Jakarta — Dua puluh lima tahun setelah kejatuhan mantan Presiden Serbia, Slobodan Milosevic, dunia kembali diingatkan pentingnya mempertahankan komitmen terhadap keadilan internasional. Warisan konflik berdarah di Balkan pada 1990-an menunjukkan bahwa supremasi hukum internasional tetap menjadi fondasi utama untuk mencegah tragedi kemanusiaan serupa terulang.
Milosevic digulingkan dari kekuasaan pada Oktober 2000 setelah gelombang protes besar-besaran di Serbia. Ia kemudian diadili di Pengadilan Kriminal Internasional untuk Bekas Yugoslavia (ICTY) atas tuduhan genosida, kejahatan perang, dan kejahatan terhadap kemanusiaan yang terjadi di Bosnia, Kroasia, dan Kosovo. Namun, proses pengadilannya tidak pernah selesai karena Milosevic meninggal dunia di sel tahanan pada 2006 sebelum vonis dijatuhkan.
Meski demikian, persidangan Milosevic menjadi tonggak penting bagi hukum internasional. Kasus tersebut membuktikan bahwa bahkan seorang kepala negara dapat dimintai pertanggungjawaban atas kejahatan luar biasa.

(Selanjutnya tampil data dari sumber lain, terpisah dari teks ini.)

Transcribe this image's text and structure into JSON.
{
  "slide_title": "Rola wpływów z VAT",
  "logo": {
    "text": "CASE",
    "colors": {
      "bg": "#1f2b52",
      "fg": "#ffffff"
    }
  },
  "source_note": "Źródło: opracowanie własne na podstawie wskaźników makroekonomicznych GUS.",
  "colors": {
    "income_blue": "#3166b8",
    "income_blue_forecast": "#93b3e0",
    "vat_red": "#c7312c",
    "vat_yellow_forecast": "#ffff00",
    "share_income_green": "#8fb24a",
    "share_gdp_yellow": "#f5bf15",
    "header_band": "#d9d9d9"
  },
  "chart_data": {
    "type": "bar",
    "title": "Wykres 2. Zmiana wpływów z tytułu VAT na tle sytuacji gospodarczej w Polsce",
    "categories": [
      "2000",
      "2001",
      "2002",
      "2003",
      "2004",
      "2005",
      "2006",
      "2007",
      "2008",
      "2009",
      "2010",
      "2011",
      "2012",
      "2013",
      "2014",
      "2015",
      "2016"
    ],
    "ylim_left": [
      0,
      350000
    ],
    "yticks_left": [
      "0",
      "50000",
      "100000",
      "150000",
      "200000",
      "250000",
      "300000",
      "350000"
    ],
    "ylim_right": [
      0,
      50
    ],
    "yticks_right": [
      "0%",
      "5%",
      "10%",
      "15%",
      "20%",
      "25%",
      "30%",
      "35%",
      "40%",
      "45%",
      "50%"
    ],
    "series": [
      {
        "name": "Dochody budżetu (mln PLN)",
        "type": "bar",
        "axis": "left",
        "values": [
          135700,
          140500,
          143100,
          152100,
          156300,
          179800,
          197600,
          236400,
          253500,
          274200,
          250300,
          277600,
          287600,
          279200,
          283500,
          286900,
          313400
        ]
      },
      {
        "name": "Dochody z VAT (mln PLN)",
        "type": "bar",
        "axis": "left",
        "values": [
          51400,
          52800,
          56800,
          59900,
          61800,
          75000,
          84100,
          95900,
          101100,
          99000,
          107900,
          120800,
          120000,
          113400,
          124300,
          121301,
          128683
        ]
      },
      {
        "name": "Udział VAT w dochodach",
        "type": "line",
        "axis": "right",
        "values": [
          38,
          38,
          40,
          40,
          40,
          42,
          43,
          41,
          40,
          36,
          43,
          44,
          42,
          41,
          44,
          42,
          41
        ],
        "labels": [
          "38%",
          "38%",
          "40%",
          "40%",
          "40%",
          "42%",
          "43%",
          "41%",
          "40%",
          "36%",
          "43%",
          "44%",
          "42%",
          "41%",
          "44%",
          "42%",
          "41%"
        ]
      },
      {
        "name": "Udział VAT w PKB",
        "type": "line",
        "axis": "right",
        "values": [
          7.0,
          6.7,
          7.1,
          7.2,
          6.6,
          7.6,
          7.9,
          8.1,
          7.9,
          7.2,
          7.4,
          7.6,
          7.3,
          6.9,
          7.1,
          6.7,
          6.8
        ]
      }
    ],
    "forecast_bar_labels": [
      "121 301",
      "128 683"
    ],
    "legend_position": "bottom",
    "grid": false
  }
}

ICTY kemudian menjadi model bagi pembentukan pengadilan-pengadilan internasional lain, seperti Mahkamah Pidana Internasional (ICC).
Namun, dua dekade lebih setelah peristiwa itu, tantangan baru muncul. Meningkatnya ketegangan geopolitik di Eropa Timur, perang di Ukraina, dan kemunculan kembali wacana otoritarianisme membuat komitmen terhadap keadilan internasional kembali diuji. Banyak pihak menilai Eropa harus memperkuat dukungan terhadap lembaga-lembaga seperti ICC dan menolak segala bentuk impunitas bagi pelaku pelanggaran HAM berat.
Selain itu, penegakan keadilan juga harus diiringi dengan upaya memperkuat rekonsiliasi dan pengakuan korban. Proses hukum terhadap pelaku kejahatan perang bukan hanya untuk menghukum, tetapi juga memberikan ruang bagi korban untuk mendapatkan kebenaran dan pemulihan.
Para pengamat hukum menegaskan bahwa pelajaran dari kasus Milosevic harus terus diingat: keadilan internasional tidak boleh tunduk pada tekanan politik. Ketika hukum ditegakkan secara konsisten, dunia dapat lebih tegas dalam menghadapi pelanggaran kemanusiaan, di mana pun dan oleh siapa pun dilakukan.
Dua puluh lima tahun setelah kejatuhan Milosevic, pesan moralnya masih sama — tidak ada pemimpin atau negara yang kebal hukum. Eropa, bersama komunitas internasional, harus terus membela prinsip keadilan global demi menjaga perdamaian dan martabat kemanusiaan.